Retirement calls started for the ageing brigade. But though not valiant enough on the field, they shamelessly fought on off it. When the young guns continued their wait for ever to be blooded, the greats continued to hold on to selfish motives. Little did they realize that other legends before them had moved on to bring them in.  Little did these guys seem to care about a series white wash. The hope was that the billions back home would be pacified with that one ton even if they went down 4-0.

After three failures, luck had it that the captain was banned. A new captain and a new keeper could change the fortunes of the team. Expectations were that the maverick Sehwag would surprise with his unorthodox ways. Since the series was lost after trying the same tricks in the first three tests, the fourth one could have been taken up for experimentation. Two spinners could have been brought forth. May be Ojha could have replaced Ishant. Kohli could have been sent to open the innings or brought in at no.3. A new opener like Rohit could have replaced Gambhir. Sehwag could have come lower down the order. But it was not to be. He stuck to the conservative and traditional thinking of the think tank. Same field placings. Same mistakes. Same body language. Batting collapse. Some catches dropped. Another record for the Clarke-Ponting pair. The agony continued. Retirement calls grew louder.
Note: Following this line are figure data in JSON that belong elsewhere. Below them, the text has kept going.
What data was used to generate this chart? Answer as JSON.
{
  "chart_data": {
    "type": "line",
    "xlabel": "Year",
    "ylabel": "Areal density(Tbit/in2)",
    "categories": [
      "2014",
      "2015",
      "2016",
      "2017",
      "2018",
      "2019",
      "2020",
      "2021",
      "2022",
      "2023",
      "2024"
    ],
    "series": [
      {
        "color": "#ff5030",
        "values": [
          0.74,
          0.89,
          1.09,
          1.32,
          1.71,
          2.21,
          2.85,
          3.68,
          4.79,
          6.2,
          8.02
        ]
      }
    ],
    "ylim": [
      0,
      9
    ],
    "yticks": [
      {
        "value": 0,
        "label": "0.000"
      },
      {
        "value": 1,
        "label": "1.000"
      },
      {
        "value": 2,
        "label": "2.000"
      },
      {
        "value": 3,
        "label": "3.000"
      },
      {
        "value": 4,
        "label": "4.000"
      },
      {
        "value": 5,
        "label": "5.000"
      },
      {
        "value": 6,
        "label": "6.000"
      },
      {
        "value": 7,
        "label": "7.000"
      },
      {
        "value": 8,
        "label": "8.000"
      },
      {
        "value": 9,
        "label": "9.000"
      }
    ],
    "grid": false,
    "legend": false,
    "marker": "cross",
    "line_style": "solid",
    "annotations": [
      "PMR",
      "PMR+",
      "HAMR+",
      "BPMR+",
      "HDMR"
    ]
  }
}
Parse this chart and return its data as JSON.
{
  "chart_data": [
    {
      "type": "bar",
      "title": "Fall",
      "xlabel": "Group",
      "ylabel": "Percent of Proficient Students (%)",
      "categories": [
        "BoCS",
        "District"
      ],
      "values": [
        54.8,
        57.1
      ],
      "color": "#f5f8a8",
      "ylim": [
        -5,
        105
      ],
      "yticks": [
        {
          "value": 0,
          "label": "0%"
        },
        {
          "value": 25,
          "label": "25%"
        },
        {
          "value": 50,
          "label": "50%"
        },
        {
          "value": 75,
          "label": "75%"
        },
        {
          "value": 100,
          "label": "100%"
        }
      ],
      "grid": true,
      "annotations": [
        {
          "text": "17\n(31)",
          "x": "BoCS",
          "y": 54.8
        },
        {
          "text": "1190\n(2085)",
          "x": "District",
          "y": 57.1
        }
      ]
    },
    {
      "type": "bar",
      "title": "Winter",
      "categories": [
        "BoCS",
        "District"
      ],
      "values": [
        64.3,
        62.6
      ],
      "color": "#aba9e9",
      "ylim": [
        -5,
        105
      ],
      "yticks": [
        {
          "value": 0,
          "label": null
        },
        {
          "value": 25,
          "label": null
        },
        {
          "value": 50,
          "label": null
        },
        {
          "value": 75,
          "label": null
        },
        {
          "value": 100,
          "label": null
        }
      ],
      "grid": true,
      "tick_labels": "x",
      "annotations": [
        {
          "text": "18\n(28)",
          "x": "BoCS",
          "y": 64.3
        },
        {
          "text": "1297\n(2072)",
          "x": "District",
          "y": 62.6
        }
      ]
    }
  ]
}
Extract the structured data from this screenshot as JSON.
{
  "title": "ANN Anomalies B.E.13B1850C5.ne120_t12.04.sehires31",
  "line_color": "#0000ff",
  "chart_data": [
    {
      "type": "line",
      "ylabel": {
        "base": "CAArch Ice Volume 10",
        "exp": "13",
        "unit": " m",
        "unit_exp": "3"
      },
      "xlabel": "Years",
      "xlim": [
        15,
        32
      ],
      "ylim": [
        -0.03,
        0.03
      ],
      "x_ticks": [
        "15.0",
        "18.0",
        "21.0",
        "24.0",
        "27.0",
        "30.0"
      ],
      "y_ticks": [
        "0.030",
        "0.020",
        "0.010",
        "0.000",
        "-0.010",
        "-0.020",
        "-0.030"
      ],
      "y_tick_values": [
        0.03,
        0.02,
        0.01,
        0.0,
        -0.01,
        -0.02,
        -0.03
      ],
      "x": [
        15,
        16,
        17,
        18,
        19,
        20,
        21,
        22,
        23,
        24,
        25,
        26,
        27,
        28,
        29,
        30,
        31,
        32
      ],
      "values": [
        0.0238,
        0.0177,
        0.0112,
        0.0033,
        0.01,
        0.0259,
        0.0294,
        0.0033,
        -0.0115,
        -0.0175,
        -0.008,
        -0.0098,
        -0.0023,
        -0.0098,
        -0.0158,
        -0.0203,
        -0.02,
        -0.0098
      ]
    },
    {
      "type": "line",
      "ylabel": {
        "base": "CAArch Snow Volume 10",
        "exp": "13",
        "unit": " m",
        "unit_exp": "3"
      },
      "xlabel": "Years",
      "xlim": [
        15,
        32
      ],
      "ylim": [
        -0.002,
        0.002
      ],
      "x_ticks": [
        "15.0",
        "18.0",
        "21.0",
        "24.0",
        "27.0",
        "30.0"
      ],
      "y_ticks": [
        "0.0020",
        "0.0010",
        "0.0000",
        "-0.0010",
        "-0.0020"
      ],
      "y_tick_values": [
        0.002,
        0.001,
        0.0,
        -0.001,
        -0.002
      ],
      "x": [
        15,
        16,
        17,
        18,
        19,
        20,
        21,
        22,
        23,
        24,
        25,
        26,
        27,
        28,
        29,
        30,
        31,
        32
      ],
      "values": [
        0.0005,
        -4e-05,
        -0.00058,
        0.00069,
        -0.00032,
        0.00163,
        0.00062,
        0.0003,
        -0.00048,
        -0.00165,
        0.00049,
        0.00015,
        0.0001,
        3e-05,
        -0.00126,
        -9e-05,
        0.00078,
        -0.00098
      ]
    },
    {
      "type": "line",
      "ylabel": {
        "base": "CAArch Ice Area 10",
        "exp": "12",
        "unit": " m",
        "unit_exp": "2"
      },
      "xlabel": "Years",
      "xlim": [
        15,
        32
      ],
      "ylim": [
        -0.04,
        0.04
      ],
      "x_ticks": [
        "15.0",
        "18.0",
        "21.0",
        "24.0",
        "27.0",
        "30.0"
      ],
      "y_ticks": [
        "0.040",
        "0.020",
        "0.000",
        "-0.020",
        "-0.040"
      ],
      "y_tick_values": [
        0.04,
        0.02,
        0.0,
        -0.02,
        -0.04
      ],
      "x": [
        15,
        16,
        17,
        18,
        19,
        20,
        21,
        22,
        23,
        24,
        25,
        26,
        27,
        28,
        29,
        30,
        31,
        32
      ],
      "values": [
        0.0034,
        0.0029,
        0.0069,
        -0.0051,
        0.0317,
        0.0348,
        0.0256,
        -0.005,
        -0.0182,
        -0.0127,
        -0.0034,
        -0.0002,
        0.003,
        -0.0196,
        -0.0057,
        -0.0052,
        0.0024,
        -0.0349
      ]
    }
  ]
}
The experts analyzed that the Indian greats have outlived their sell by date and could not survive in the swinging conditions in England. And the pacy pitches in Australia. Come Adelaide. It was a batting beauty. A much better batting display was expected from India. Australia’s 600 runs in the first innings gave the Indians the much needed hope. But then Siddle’s riddle caught them unawares. He made the batting pitch look like a lively track. The way he bowled, the Indian’s had no answers again. This test would also have ended in four days had it not been for Clarke’s concern that India could bat them out of the game. But he failed to understand that the Indian cricketers were spineless and had lost all interest for a fight after all the battering they received. Clarke tried to show some sympathy to the Indian batsmen by withdrawing his quick guns and giving them an opportunity to play a game they are experts in. May be the Australians were concerned about the dipping revenues as the first three tests did not last five days. But Lyon proved to be trickier than they expected. The web was spun and the plot only got murkier. He accounted for Sehwag, Sachin and Laxman all great players of spin bowling. And to add insult to injury, Clarke then put all his fielders around the night watchman! Such was the state of the famed Indian batting.

Virat Kohli’s performance was the only blessing that India had. He fought well and used his chances to declare that he is India’s batting mainstay in the future. Ravichandran Ashwin and Umesh also proved that they have it in them to excel in the big stage. Saha too has shown that he is a fighter. They need to cement their places through consistent performance and constant improvements. There are many more spinners, pacers and batsmen waiting in the ranks to grab their opportunities which are sadly not coming by. They will have to bide their time till the big guns call it a day. Or they will have to keep waiting till the selectors realise that the future of Indian cricket lies not in record holders whose glorious days are past but in youngsters who can bring back those glorious days for the country.